The European Commission has cleared a 26.5-billion-euro merger between France's Publicis and US peer Omnicom that will create the world's biggest advertising company.
With the decision, which follows a greenlight by US authorities in November, the companies pass a key hurdle to become an advertising giant with a combined workforce of more than 130,000.
The nature of the market, "the presence of other large competitors, the relatively low barriers to entry, and the significant countervailing power of media vendors will ensure a level playing field ... after the merger", the Commission said on Thursday.
Omnicom is currently the world number two advertising company and Publicis third, and their merger will put them far in front of the current leader WPP.
The merged company, the Publicis Omnicom Group will focus on digital platforms, which are increasingly replacing traditional formats such as print.
The Commission, which polices the EU's competition regulations, said it had looked at the possible market impact in some 20 countries and found no reason to block the deal.
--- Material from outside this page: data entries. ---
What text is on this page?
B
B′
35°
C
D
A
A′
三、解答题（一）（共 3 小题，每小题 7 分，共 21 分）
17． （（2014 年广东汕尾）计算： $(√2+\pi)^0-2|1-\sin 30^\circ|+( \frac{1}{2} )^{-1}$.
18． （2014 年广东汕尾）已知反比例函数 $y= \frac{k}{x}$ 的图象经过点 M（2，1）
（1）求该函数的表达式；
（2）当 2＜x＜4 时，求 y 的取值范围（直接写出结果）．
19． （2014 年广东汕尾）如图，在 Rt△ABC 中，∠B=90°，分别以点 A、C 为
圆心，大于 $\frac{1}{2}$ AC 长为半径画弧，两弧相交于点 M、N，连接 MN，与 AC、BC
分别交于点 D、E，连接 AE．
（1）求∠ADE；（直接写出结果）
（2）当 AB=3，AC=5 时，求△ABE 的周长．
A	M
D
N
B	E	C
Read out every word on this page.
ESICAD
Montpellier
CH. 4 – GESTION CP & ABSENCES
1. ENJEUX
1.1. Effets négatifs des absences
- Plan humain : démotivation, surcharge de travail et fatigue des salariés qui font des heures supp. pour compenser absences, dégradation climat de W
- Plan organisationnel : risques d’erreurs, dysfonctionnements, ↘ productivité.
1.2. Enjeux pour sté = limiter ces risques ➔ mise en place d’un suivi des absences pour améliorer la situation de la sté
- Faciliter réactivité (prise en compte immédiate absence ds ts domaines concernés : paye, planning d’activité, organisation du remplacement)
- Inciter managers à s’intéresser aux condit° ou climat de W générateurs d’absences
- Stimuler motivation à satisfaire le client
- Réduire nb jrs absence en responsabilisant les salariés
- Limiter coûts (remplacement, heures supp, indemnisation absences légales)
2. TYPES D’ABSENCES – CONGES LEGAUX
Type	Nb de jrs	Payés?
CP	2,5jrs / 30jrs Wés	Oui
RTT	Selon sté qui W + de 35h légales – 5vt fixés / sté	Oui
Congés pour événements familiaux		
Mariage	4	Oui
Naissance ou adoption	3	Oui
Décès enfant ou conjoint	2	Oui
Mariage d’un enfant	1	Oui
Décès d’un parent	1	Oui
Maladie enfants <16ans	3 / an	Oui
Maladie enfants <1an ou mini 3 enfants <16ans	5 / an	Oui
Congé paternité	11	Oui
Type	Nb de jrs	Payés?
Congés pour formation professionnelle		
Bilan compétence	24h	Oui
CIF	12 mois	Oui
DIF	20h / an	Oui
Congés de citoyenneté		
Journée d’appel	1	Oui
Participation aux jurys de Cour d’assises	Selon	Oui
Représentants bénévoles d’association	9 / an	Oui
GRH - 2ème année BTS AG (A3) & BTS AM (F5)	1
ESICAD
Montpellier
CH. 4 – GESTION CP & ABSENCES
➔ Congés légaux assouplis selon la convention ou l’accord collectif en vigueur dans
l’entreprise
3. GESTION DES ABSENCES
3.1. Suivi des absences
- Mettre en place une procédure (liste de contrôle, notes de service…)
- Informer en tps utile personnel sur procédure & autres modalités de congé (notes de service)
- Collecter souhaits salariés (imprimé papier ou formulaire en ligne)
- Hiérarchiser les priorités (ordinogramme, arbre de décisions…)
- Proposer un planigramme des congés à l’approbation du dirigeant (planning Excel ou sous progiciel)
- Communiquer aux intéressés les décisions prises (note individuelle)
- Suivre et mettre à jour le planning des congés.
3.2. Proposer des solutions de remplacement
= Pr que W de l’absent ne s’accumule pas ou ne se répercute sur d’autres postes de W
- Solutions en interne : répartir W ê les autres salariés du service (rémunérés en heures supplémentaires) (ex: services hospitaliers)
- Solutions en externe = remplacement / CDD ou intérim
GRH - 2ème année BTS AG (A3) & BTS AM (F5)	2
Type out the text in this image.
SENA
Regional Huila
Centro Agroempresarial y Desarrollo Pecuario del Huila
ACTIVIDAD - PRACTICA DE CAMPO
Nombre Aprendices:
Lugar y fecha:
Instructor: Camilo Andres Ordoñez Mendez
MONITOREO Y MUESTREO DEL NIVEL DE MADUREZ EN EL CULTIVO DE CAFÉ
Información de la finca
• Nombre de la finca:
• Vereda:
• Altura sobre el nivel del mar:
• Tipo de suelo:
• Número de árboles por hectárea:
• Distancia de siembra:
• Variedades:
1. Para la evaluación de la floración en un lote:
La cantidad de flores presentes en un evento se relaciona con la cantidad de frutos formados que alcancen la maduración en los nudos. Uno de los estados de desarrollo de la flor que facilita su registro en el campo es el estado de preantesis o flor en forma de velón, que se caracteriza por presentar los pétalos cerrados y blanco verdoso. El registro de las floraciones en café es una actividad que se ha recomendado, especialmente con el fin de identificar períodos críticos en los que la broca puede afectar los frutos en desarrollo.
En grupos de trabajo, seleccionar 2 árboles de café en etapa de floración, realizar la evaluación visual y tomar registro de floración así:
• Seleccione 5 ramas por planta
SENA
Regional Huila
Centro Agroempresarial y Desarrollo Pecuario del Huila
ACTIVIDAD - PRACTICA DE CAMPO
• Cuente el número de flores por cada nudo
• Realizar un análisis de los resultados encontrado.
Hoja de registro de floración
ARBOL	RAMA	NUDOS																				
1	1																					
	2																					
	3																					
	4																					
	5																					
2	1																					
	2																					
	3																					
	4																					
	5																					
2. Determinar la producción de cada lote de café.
The new company will "be sufficiently constrained by several competitors, including large international advertising groups - such as WPP, Dentsu-Aegis, IPG and Havas - capable of meeting the more complex requirements of large advertisers with global reach," it said in a statement.
"The Commission therefore concluded that the transaction would not raise any competition concerns," it added.
The merged group will bring under one roof top advertising agencies such as Saatchi and Saatchi, Leo Burnett, Razorfish, BBDO and Ketchum representing clients like Nike, LVMH, Nestle, Volkswagen, Unilever and ExxonMobile.